The news of your dying reaches me faster than the news of your living. But why complain? So we didn’t have more time together, and I hardly wrote. I reached where I reached, like you, only sometimes knowing why. Is death more mysterious? Aren’t these days like ashes, scattered here and there? Job, family, standing on line — where it goes is no clearer to me than where you go now, free of your body, as the wind, dying, is free of a kite.
No Other Gods
“Thou shalt have no other gods before me,” the first commandment warns, and so I warn myself, first thing in the morning, my face breaking into song at the sight of you: the hymn of your hair, its dark chords, your lips half open, themselves on the verge of song.
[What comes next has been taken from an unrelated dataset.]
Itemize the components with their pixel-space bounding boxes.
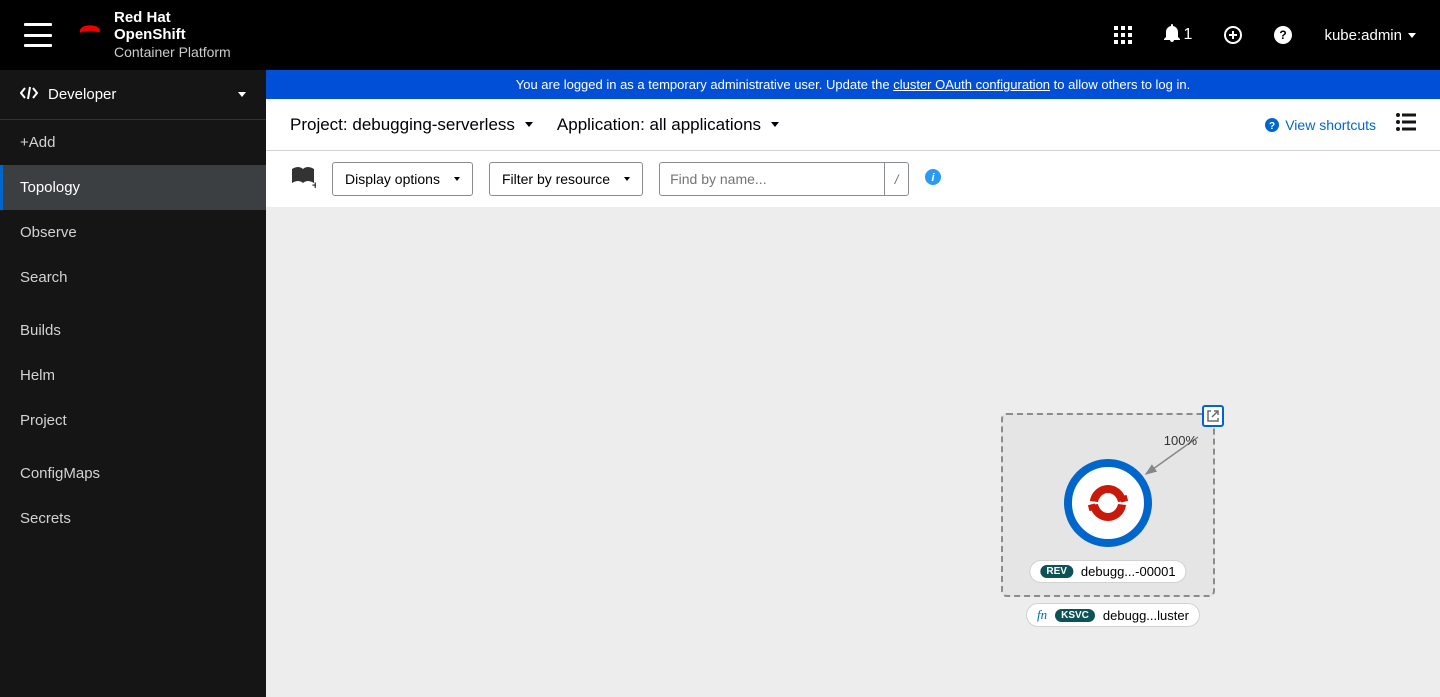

Sleep rises from you, your breath is wet, my first kiss winds around your last dream. I whisper, “I love you.” My words drop into the well of the world. I hear the splash, make my wish. You open your eyes, it’s granted.
My joy is a high note. Too high? I wonder. A long walk I took, with my sainthood for a crutch, and my eye on love’s horizon. Up the mountain I went, and kept going. There you were, eyes closed, dancing.